The countess, despite the tedium of that empty, profitless life, could not cut loose from it. Although she said that she had abandoned it forever, she never lost an opportunity to plunge into it anew. When she was invited to that provincial function over which the princess was to preside, she was overjoyed ; but she concealed her joy beneath an air of disdainful condescension. She even flattered herself secretly that she might be taken into favor again, if she could attract the princess's attention and show her how superior she was, both in tone and in familiarity with the ways of good society, to her whole
entourage.
Moreover, her daughter was to marry Monsieur de Lansac, one of the pillars of the legitimate cause. It was high time to take a step toward that aristocracy of name to which her aristocracy of wealth was about to impart new lustre. Madame de Raimbault had hated the nobility only since the nobility had spurned her. Perhaps the time had come when she was to see all those vain creatures become more affable to her at a sign from
Madame.
So she exhumed from the depths of her wardrobe her richest dresses, meditating awhile what she would put upon Valentine to make her seem less tall and well formed than she really was. But during her scrutiny it happened that Valentine, desirous to take advantage of that week of freedom, became more ingenious and keen-witted than she had been as yet. She began to
comprehend that her mother raised those momentous questions of dress, and created those insoluble difficulties, in order to induce her to remain at the château. A few stinging words from the old marchioness on the inconvenience of having a daughter of nineteen to bring out, completed Valentine's enlightenment. She hastened to condemn fashions, festivities, journeys and prefects. Her mother, amazed beyond measure, agreed with her most heartily, and proposed that they should both abandon the journey. The decision was soon made ; but, an hour later, when Valentine had ceased her preparations and was unpacking her boxes, Madame de Raimbault renewed her preparations, saying that she had reflected ; that it would be a breach of propriety and perhaps dangerous for her not to go and pay her respects to the princess ; that she would sacrifice herself to the necessity of taking that step from pure policy, but that she would excuse Valentine.

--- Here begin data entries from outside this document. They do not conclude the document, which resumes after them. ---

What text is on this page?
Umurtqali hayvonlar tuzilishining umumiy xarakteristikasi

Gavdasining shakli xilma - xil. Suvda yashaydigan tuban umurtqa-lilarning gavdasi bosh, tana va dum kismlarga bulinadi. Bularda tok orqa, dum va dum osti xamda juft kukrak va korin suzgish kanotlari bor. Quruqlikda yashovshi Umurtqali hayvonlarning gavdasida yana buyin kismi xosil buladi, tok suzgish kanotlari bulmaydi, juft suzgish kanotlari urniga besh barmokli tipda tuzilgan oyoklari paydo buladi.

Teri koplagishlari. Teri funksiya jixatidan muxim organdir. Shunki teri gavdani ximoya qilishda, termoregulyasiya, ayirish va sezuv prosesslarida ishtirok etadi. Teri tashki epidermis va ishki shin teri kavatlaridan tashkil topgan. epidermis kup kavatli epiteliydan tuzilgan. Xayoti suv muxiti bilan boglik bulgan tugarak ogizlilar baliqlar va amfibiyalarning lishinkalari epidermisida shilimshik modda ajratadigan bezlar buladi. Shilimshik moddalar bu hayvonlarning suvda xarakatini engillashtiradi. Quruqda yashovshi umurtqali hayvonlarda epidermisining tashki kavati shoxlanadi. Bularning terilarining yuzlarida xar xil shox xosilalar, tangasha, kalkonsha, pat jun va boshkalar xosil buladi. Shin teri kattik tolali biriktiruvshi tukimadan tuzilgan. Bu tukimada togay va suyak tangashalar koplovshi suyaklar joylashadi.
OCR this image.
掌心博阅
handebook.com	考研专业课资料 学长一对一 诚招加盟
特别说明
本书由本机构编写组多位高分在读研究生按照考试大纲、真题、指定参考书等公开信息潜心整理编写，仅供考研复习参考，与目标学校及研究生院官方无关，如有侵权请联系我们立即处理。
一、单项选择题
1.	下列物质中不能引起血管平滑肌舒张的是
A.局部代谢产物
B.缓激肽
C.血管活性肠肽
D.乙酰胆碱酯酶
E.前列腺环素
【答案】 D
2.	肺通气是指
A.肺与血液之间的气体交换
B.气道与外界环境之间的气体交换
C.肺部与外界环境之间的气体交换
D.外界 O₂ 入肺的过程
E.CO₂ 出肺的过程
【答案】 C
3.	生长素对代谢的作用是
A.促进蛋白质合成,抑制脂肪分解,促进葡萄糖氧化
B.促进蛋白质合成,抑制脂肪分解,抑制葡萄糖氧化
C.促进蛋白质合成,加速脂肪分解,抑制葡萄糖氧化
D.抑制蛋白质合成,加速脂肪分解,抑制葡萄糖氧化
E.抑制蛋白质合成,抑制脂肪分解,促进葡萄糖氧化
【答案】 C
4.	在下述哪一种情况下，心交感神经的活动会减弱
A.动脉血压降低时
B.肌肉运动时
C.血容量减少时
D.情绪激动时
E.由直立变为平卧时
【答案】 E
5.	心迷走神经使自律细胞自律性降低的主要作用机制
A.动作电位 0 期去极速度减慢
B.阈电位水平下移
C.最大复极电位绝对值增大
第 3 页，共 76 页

Valentine, who had become extraordinarily crafty within a week, dissembled her joy.
The next day, as soon as the wheels of the countess's calèche had left their tracks on the gravel of the avenue, Valentine ran and asked her grandmother's permission to pass the day with Athénaïs at the farm. She pretended to have been invited by her young friend to partake of cakes on the greensward. She had no sooner mentioned the subject of cakes than she shuddered with fright, for the old marchioness was at once sorely tempted to join her ; but the distance and the heat led her to abandon the idea.
Valentine rode to within a short distance of the farm, where she dismounted, sent away her groom and her horse, and flew like a turtle-dove along the flowering hedges which lined the road to Grangeneuve.